Despite these worrying incidents, a civil war is unlikely. At a minimum, it is far too soon to say. Here’s why.
First, the Egyptian army is powerful, and though it might provoke here or deliberately refuse to act there, it nevertheless would not allow a full-blown civil war. This would defeat the military’s central objective of cementing its own authority. And it is not clear that the Brotherhood would be willing to call on its supporters to take up arms or could marshall enough support to take on a force as powerful and apparently united as the Egyptian Army. Egypt is unlikely to become another Algeria, where the army removed the Islamists from power before they had been allowed to try their hand at governing, resulting in civil war. In this case, by contrast, the army has widespread support in part because many people think that the Brotherhood sealed its own fate through a year of bumbling and incompetent governance. Furthermore, while there are clear efforts to marginalize the Brotherhood, the army and interim government have gone to great lengths to include and accomodate the Salafi Nour Party, indicating that there is still room for Islamists to participate in politics. The Nour Party may absorb former Brotherhood members and others who might otherwise defect from the political process entirely. Finally, Egypt already had an armed Islamist insurgency in the 1990s. And it didn't work.

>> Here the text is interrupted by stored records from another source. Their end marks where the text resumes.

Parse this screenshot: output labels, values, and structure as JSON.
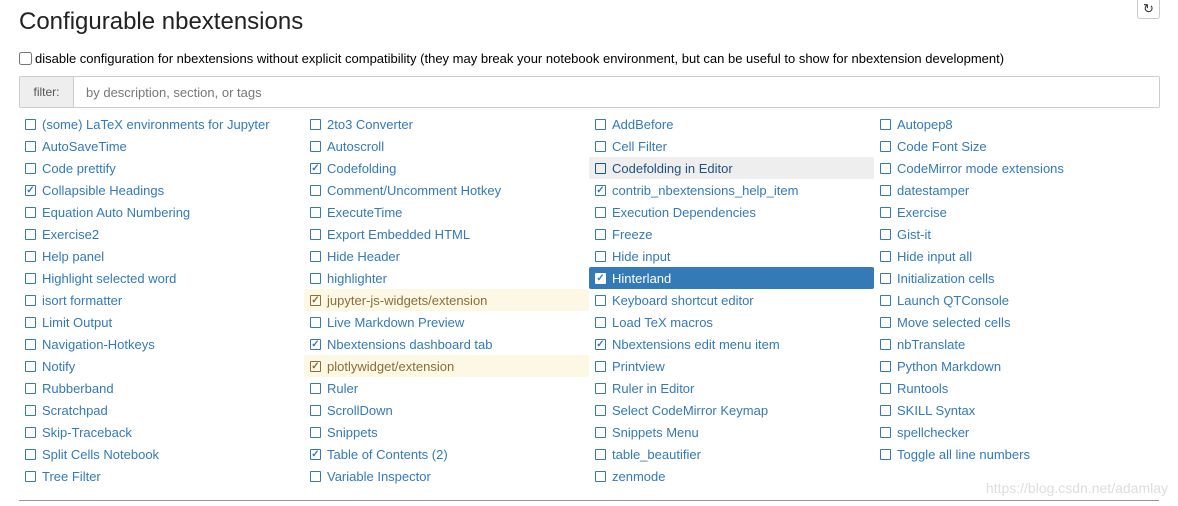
{
  "header": {
    "title": "Configurable nbextensions",
    "refresh_icon": "refresh-icon"
  },
  "compat": {
    "label": "disable configuration for nbextensions without explicit compatibility (they may break your notebook environment, but can be useful to show for nbextension development)",
    "checked": false
  },
  "filter": {
    "label": "filter:",
    "placeholder": "by description, section, or tags",
    "value": ""
  },
  "colors": {
    "link": "#337ab7",
    "selected_bg": "#337ab7",
    "warning_bg": "#fcf8e3",
    "warning_text": "#8a6d3b",
    "hover_bg": "#eeeeee"
  },
  "extensions": [
    {
      "label": "(some) LaTeX environments for Jupyter",
      "checked": false
    },
    {
      "label": "2to3 Converter",
      "checked": false
    },
    {
      "label": "AddBefore",
      "checked": false
    },
    {
      "label": "Autopep8",
      "checked": false
    },
    {
      "label": "AutoSaveTime",
      "checked": false
    },
    {
      "label": "Autoscroll",
      "checked": false
    },
    {
      "label": "Cell Filter",
      "checked": false
    },
    {
      "label": "Code Font Size",
      "checked": false
    },
    {
      "label": "Code prettify",
      "checked": false
    },
    {
      "label": "Codefolding",
      "checked": true
    },
    {
      "label": "Codefolding in Editor",
      "checked": false,
      "state": "hover"
    },
    {
      "label": "CodeMirror mode extensions",
      "checked": false
    },
    {
      "label": "Collapsible Headings",
      "checked": true
    },
    {
      "label": "Comment/Uncomment Hotkey",
      "checked": false
    },
    {
      "label": "contrib_nbextensions_help_item",
      "checked": true
    },
    {
      "label": "datestamper",
      "checked": false
    },
    {
      "label": "Equation Auto Numbering",
      "checked": false
    },
    {
      "label": "ExecuteTime",
      "checked": false
    },
    {
      "label": "Execution Dependencies",
      "checked": false
    },
    {
      "label": "Exercise",
      "checked": false
    },
    {
      "label": "Exercise2",
      "checked": false
    },
    {
      "label": "Export Embedded HTML",
      "checked": false
    },
    {
      "label": "Freeze",
      "checked": false
    },
    {
      "label": "Gist-it",
      "checked": false
    },
    {
      "label": "Help panel",
      "checked": false
    },
    {
      "label": "Hide Header",
      "checked": false
    },
    {
      "label": "Hide input",
      "checked": false
    },
    {
      "label": "Hide input all",
      "checked": false
    },
    {
      "label": "Highlight selected word",
      "checked": false
    },
    {
      "label": "highlighter",
      "checked": false
    },
    {
      "label": "Hinterland",
      "checked": true,
      "state": "selected"
    },
    {
      "label": "Initialization cells",
      "checked": false
    },
    {
      "label": "isort formatter",
      "checked": false
    },
    {
      "label": "jupyter-js-widgets/extension",
      "checked": true,
      "state": "warning"
    },
    {
      "label": "Keyboard shortcut editor",
      "checked": false
    },
    {
      "label": "Launch QTConsole",
      "checked": false
    },
    {
      "label": "Limit Output",
      "checked": false
    },
    {
      "label": "Live Markdown Preview",
      "checked": false
    },
    {
      "label": "Load TeX macros",
      "checked": false
    },
    {
      "label": "Move selected cells",
      "checked": false
    },
    {
      "label": "Navigation-Hotkeys",
      "checked": false
    },
    {
      "label": "Nbextensions dashboard tab",
      "checked": true
    },
    {
      "label": "Nbextensions edit menu item",
      "checked": true
    },
    {
      "label": "nbTranslate",
      "checked": false
    },
    {
      "label": "Notify",
      "checked": false
    },
    {
      "label": "plotlywidget/extension",
      "checked": true,
      "state": "warning"
    },
    {
      "label": "Printview",
      "checked": false
    },
    {
      "label": "Python Markdown",
      "checked": false
    },
    {
      "label": "Rubberband",
      "checked": false
    },
    {
      "label": "Ruler",
      "checked": false
    },
    {
      "label": "Ruler in Editor",
      "checked": false
    },
    {
      "label": "Runtools",
      "checked": false
    },
    {
      "label": "Scratchpad",
      "checked": false
    },
    {
      "label": "ScrollDown",
      "checked": false
    },
    {
      "label": "Select CodeMirror Keymap",
      "checked": false
    },
    {
      "label": "SKILL Syntax",
      "checked": false
    },
    {
      "label": "Skip-Traceback",
      "checked": false
    },
    {
      "label": "Snippets",
      "checked": false
    },
    {
      "label": "Snippets Menu",
      "checked": false
    },
    {
      "label": "spellchecker",
      "checked": false
    },
    {
      "label": "Split Cells Notebook",
      "checked": false
    },
    {
      "label": "Table of Contents (2)",
      "checked": true
    },
    {
      "label": "table_beautifier",
      "checked": false
    },
    {
      "label": "Toggle all line numbers",
      "checked": false
    },
    {
      "label": "Tree Filter",
      "checked": false
    },
    {
      "label": "Variable Inspector",
      "checked": false
    },
    {
      "label": "zenmode",
      "checked": false
    }
  ],
  "watermark": "https://blog.csdn.net/adamlay"
}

There’s also a very large but silent Egyptian majority—as there always is—which thus far has stayed home. Only a very small percentage of Egyptians have been involved in clashes and the vast majority just want stability. On June 30, many shops were shut as their owners took to the street to protest what has been a very bad year. Since the glow of the January 25, 2011 peaceful uprisings that toppled Mubarak wore off, if you asked people in Egypt about the largest challenges they faced, they would tell you and have told me, “the economy and the security situation,” both of which a civil war would exacerbate beyond imagination. These larger concerns in Egyptian society are longstanding, and are shared by all Egyptians. I don’t think anyone in the Brotherhood camp would argue that the economy under Morsi was in great shape, or that security was what it should have been. Today, most people are back in business, eager to cater to Egyptians doing their last-minute shopping before Ramadan begins tomorrow.
Finally, the invocation of the “civil war” framing, particularly in the Egyptian context, can lead to justifications for all sorts of human and civil rights violations in the name of security. As violence escalates, there are more and more potential justifications for instigating a “state of emergency” which, in the recent past, has led to military trials of civilians, torture of those in detention and severe crackdowns on media outlets and limitations on freedom of expression. While such measures may prove stabilizing in the short term, over the long run, they breed resentment and anger as we saw after 30 years of Mubarak.
Where, then, is Egypt headed? Ramadan begins tomorrow and will undoubtedly change the mood here. But already Egyptians have spoken: They have gone back to work. And the minority voices who continue to call for conflict, whether political or armed, will remain just that, minorities, with one important caveat: providing there is reasonable and inclusive political leadership in the coming days and weeks. Where that will come from is another pressing question without an obvious answer.